The specialist circular self-levelling milling machine was developed for the Dinorwig power station in North Wales, operated by First Hydro Company and owned by Edison Mission Energy of the US. A damaged bearing track needed to be repaired and the grease lubricated bronze had to be replaced with a self lubricating bearing – First Hydro Company was keen to move away from grease for environmental reasons and to improve working conditions.
Upon inspection the phosphor bronze regulating ring bearing was found to be worn. Where the bearing’s retainer screws had worked loose, there was damage to the top cover vertical and horizontal journal faces. The damage had to be repaired before replacing the bearing, but stripping down the turbine and removing the top cover (5.5m in diameter and weighing 100 tons) to a workshop, would have entailed several weeks’ shutdown, and transportation of the sizeable cover.
In situ solution
First Hydro approached Furmanite to find an in situ solution. Based on its previous experience with similar types of repair, Furmanite developed its circular self-levelling milling technology to re-machine the top cover journal faces, and fit stainless steel liners as a counterface for the self-lubricating bearing. The equipment was developed, based on existing technology and adapted to the First Hydro Company’s requirements, including the fact that the machine had to be designed to allow it to be assembled round the main drive shaft.
To guide the milling machine a special split bearing sleeve was designed on the shaft. This was set concentric to the top cover outside diameter using a clocking arm. The flatness of the top cover’s horizontal bearing was maintained by the machine’s novel self-levelling technology, which controls the milling cutter height via an electro-hydraulic interface from the pre-set datum ring. A special split datum ring was manufactured for the purpose, to go around the drive shaft and mount on the top cover. The datum ring flatness was set using Furmanite’s precision scanning laser system.

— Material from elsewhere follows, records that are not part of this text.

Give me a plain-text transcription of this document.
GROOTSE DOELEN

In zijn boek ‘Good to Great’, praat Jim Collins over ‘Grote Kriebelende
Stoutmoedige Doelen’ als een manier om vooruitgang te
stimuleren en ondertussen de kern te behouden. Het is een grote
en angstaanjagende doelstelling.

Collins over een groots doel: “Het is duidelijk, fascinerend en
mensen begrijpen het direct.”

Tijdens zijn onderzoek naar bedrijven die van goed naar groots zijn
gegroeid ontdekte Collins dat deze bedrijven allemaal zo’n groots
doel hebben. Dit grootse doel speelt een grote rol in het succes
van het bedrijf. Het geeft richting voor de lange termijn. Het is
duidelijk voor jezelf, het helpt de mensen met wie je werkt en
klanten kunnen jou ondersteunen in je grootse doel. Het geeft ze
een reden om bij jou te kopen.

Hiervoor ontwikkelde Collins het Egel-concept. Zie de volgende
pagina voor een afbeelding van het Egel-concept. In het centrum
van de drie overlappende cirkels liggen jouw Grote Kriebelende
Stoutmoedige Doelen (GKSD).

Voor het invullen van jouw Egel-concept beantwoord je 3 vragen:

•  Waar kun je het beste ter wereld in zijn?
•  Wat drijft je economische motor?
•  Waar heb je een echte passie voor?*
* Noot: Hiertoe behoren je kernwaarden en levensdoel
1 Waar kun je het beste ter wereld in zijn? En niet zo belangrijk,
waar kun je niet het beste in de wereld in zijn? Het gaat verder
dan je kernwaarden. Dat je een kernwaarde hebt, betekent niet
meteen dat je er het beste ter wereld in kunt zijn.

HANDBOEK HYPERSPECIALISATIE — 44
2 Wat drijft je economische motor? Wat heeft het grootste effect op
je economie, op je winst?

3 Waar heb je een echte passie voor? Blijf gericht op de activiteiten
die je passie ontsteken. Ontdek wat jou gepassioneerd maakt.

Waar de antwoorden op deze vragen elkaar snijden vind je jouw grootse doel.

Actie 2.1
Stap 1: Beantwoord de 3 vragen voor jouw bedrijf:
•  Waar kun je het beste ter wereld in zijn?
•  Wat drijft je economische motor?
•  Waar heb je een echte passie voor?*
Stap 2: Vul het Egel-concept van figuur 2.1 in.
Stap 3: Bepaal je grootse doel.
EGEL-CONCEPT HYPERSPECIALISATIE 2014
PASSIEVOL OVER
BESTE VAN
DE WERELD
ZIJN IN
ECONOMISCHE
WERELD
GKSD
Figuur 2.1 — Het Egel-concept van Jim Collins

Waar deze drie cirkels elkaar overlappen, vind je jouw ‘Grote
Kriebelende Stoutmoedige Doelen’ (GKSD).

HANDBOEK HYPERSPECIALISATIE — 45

The work was successfully carried out in September 2000, removing approximately 3mm of material from the journal faces to allow the stainless steel wear plate sections to be fitted. The vertical bearing face diameter was measured accurately during machining using a precision circumference tape, while the flatness of the horizontal bearing face was within 0.15mm and was independently verified using the precision scanning laser system.

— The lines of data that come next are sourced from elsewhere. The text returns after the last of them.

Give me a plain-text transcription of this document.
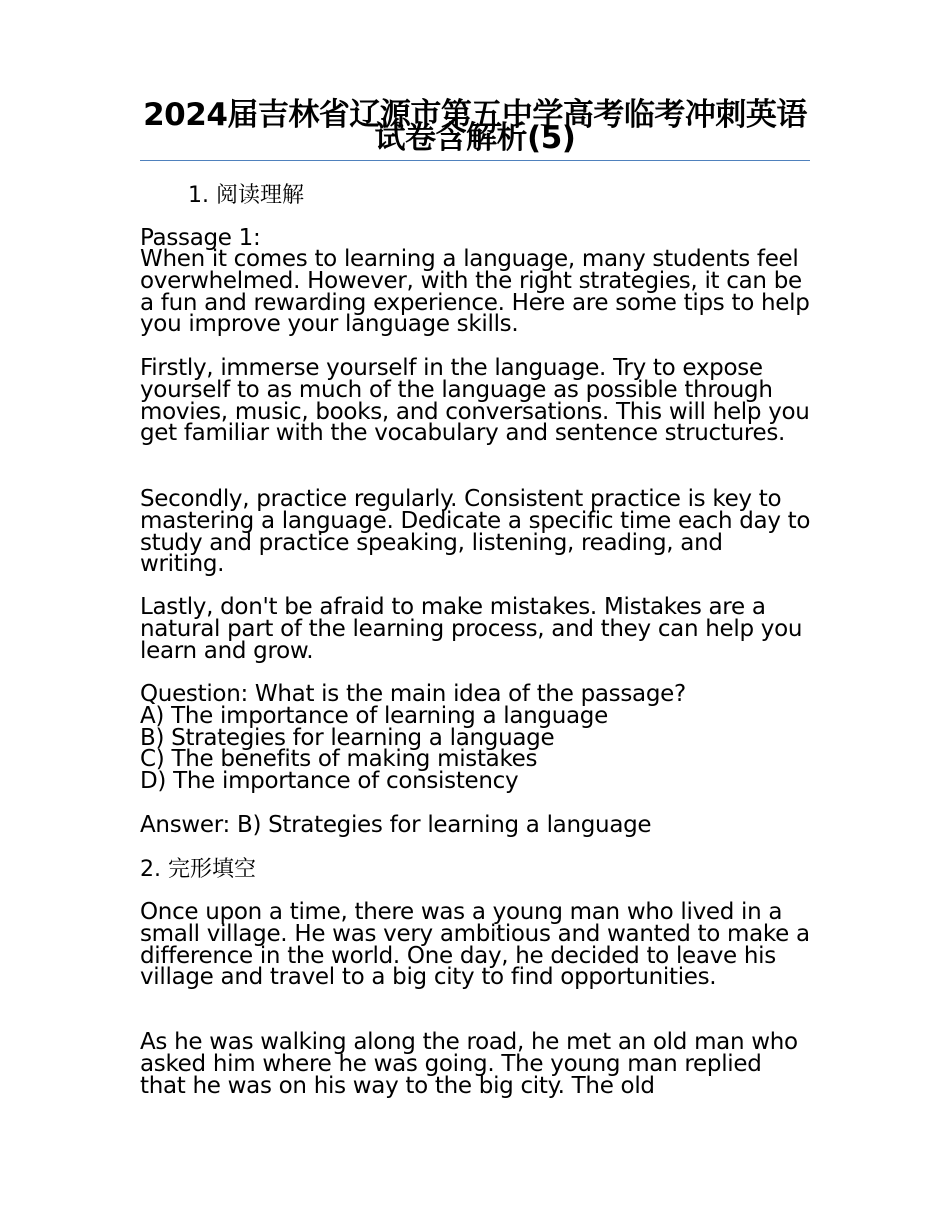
2024届吉林省辽源市第五中学高考临考冲刺英语试卷含解析(5)
1. 阅读理解
Passage 1:
When it comes to learning a language, many students feel overwhelmed. However, with the right strategies, it can be a fun and rewarding experience. Here are some tips to help you improve your language skills.
Firstly, immerse yourself in the language. Try to expose yourself to as much of the language as possible through movies, music, books, and conversations. This will help you get familiar with the vocabulary and sentence structures.
Secondly, practice regularly. Consistent practice is key to mastering a language. Dedicate a specific time each day to study and practice speaking, listening, reading, and writing.
Lastly, don't be afraid to make mistakes. Mistakes are a natural part of the learning process, and they can help you learn and grow.
Question: What is the main idea of the passage?
A) The importance of learning a language
B) Strategies for learning a language
C) The benefits of making mistakes
D) The importance of consistency
Answer: B) Strategies for learning a language
2. 完形填空
Once upon a time, there was a young man who lived in a small village. He was very ambitious and wanted to make a difference in the world. One day, he decided to leave his village and travel to a big city to find opportunities.
As he was walking along the road, he met an old man who asked him where he was going. The young man replied that he was on his way to the big city. The old
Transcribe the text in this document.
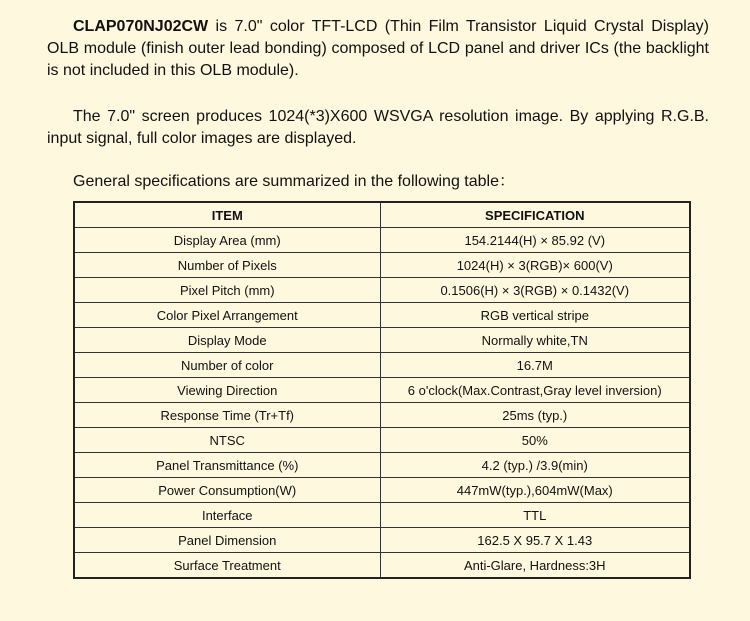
CLAP070NJ02CW is 7.0" color TFT-LCD (Thin Film Transistor Liquid Crystal Display) OLB module (finish outer lead bonding) composed of LCD panel and driver ICs (the backlight is not included in this OLB module).

The 7.0" screen produces 1024(*3)X600 WSVGA resolution image. By applying R.G.B. input signal, full color images are displayed.

General specifications are summarized in the following table：

ITEM	SPECIFICATION
Display Area (mm)	154.2144(H) × 85.92 (V)
Number of Pixels	1024(H) × 3(RGB)× 600(V)
Pixel Pitch (mm)	0.1506(H) × 3(RGB) × 0.1432(V)
Color Pixel Arrangement	RGB vertical stripe
Display Mode	Normally white,TN
Number of color	16.7M
Viewing Direction	6 o'clock(Max.Contrast,Gray level inversion)
Response Time (Tr+Tf)	25ms (typ.)
NTSC	50%
Panel Transmittance (%)	4.2 (typ.) /3.9(min)
Power Consumption(W)	447mW(typ.),604mW(Max)
Interface	TTL
Panel Dimension	162.5 X 95.7 X 1.43
Surface Treatment	Anti-Glare, Hardness:3H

The set-up, machining, and fitting of the stainless steel liners and the replacement of the bearing took nine days of 24-hour shifts to complete.
Commenting on the work, First Hydro Company’s mec- hanical engineering manager, Bill Moss said: ‘We called on Furmanite because they did excellent work for us in the
past on the bottom cover on one of the units. Again, in this instance work was completed quickly and efficiently, we encountered no problems and the machining was extremely accurate. We are delighted with the results.’
The work has now been carried out on three of the power station’s six turbine units.
Dinorwig power station is built beneath the old Dinorwig slate quarry in Snowdonia, North Wales. It was commissioned in 1983 and is among the largest pump storage power plants in Europe. It was specifically designed to meet sudden increases in electricity demand and can generate up to 1200MW of station output within approximately 12sec. The station is one of two power plants operated by First Hydro Company and owned by Edison Mission Energy in California.